In the present application, a partition is formed between the anode foil guide strip 5 and the cathode foil 23 by winding a first packing paper 4 inside the core pack 1, and a second packing paper inside the core pack 1 is wound to form a partition between the anode foil guide strip 5 and the cathode foil 23; thus, the high current surge resistance between the anode foil 21 and the cathode foil guide strip and between the cathode foil 23 and the anode foil guide strip 5 is improved.

Claims (6)

1. An aluminum electrolytic capacitor resistant to large current impact comprises a core package, a shell and a cover plate, wherein the core package is hermetically arranged in the shell through the cover plate; the method is characterized in that: the core bag is formed by winding anode foil, electrolytic paper and cathode foil, the anode foil and the cathode foil are respectively electrically connected with an anode foil guide strip and a cathode foil guide strip, and the anode foil guide strip and the cathode foil guide strip are respectively connected with an anode terminal and a cathode terminal on the cover plate; the first packing paper is wound at the connecting part of the anode foil guiding strip on the anode foil, and extends out of one side of the anode foil guiding strip on the core bag.

2. The high-current surge-resistant aluminum electrolytic capacitor according to claim 1, wherein: the first backing paper is wound on the inner side of the anode foil.

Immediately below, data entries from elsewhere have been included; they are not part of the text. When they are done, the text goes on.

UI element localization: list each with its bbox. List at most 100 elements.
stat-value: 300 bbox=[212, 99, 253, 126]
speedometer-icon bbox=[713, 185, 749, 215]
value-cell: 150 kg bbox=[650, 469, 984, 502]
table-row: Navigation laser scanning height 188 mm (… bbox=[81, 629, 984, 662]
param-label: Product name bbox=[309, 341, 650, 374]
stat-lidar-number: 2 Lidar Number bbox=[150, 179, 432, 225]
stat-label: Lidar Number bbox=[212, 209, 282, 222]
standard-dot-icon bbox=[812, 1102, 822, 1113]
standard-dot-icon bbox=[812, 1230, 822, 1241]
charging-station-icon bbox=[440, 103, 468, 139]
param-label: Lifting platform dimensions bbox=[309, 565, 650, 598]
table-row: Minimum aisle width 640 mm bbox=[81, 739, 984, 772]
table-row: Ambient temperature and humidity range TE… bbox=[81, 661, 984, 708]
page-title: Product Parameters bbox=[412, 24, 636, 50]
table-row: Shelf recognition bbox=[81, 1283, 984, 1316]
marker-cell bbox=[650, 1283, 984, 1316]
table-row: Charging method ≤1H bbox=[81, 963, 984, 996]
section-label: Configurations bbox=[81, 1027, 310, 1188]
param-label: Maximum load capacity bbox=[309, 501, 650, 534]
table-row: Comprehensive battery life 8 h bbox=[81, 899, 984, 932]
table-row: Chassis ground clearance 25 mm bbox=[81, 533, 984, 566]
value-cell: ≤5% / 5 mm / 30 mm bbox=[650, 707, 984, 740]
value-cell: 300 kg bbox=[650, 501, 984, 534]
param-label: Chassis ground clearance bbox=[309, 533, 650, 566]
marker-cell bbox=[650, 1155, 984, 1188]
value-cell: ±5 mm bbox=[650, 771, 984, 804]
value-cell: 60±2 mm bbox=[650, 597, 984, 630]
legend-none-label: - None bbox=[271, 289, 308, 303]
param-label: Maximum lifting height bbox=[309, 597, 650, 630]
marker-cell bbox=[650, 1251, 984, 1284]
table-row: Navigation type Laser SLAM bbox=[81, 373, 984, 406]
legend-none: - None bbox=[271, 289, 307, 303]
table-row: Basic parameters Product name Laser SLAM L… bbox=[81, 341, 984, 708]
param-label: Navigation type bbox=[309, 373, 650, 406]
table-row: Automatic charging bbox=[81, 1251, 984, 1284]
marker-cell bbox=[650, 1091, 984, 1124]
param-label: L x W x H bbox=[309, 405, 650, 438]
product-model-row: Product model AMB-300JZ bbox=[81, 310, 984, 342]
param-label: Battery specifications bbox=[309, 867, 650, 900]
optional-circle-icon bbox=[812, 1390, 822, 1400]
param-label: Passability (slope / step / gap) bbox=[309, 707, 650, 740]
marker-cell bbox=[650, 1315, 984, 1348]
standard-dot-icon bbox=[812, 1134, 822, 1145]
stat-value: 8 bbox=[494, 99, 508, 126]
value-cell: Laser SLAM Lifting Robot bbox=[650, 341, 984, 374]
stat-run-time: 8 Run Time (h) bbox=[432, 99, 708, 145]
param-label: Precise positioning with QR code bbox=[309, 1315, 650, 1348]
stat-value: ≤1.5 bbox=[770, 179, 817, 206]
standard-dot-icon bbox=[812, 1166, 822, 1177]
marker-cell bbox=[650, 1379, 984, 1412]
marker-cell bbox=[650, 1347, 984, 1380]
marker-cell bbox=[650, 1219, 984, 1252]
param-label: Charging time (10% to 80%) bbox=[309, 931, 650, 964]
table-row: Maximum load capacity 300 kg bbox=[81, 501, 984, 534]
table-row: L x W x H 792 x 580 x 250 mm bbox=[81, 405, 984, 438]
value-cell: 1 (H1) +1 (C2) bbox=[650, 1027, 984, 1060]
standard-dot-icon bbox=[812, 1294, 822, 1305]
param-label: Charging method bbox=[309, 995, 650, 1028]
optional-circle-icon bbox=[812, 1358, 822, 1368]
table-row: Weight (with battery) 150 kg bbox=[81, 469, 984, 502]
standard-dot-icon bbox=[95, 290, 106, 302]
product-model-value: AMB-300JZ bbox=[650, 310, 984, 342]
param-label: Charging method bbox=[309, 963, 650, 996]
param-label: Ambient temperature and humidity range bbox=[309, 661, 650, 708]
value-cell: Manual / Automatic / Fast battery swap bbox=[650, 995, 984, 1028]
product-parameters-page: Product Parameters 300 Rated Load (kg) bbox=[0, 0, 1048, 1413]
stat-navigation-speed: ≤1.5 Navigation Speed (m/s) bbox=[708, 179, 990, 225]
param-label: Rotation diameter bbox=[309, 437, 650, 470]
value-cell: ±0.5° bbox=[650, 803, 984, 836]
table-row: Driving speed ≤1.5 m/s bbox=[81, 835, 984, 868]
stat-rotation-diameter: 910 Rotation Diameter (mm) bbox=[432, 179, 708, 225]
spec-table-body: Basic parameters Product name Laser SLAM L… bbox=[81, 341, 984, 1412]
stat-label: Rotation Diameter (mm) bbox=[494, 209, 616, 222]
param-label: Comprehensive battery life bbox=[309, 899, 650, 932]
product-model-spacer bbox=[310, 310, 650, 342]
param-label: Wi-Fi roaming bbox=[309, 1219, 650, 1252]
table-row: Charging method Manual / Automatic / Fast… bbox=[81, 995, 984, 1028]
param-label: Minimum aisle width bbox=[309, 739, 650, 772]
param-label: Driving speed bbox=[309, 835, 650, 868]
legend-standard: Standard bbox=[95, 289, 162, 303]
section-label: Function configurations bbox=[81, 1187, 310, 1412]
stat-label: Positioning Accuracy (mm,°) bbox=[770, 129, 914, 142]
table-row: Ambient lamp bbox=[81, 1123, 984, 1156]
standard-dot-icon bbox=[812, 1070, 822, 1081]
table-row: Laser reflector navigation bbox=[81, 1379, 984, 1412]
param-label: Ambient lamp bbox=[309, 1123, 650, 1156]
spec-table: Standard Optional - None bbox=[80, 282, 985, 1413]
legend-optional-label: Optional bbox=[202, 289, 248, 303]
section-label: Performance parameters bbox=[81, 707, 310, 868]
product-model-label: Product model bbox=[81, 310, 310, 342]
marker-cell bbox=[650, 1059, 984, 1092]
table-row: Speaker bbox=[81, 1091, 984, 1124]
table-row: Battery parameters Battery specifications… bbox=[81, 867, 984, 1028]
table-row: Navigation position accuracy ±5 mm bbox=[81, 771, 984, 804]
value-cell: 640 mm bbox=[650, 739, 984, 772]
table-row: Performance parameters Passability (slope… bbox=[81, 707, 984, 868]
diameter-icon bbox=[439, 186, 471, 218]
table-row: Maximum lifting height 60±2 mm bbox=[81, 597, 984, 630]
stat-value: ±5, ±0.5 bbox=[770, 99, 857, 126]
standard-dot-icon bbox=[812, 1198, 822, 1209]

3. The high-current surge-resistant aluminum electrolytic capacitor according to claim 1, wherein: the second packing paper is wound at the connecting part of the cathode foil guide strip on the cathode foil, and extends out of one side of the cathode foil guide strip on the core package.

4. The high-current surge-resistant aluminum electrolytic capacitor according to claim 3, wherein: the second backing paper is wound on the inner side of the cathode foil.

5. The high-current surge-resistant aluminum electrolytic capacitor according to claim 3, wherein: the length of the first backing paper and the second backing paper is between 5 cm and 20 cm.

6. The high-current surge-resistant aluminum electrolytic capacitor according to claim 3, wherein: the lengths of the first packing paper and the second packing paper, which extend out of the core bag, are 3mm-10mm.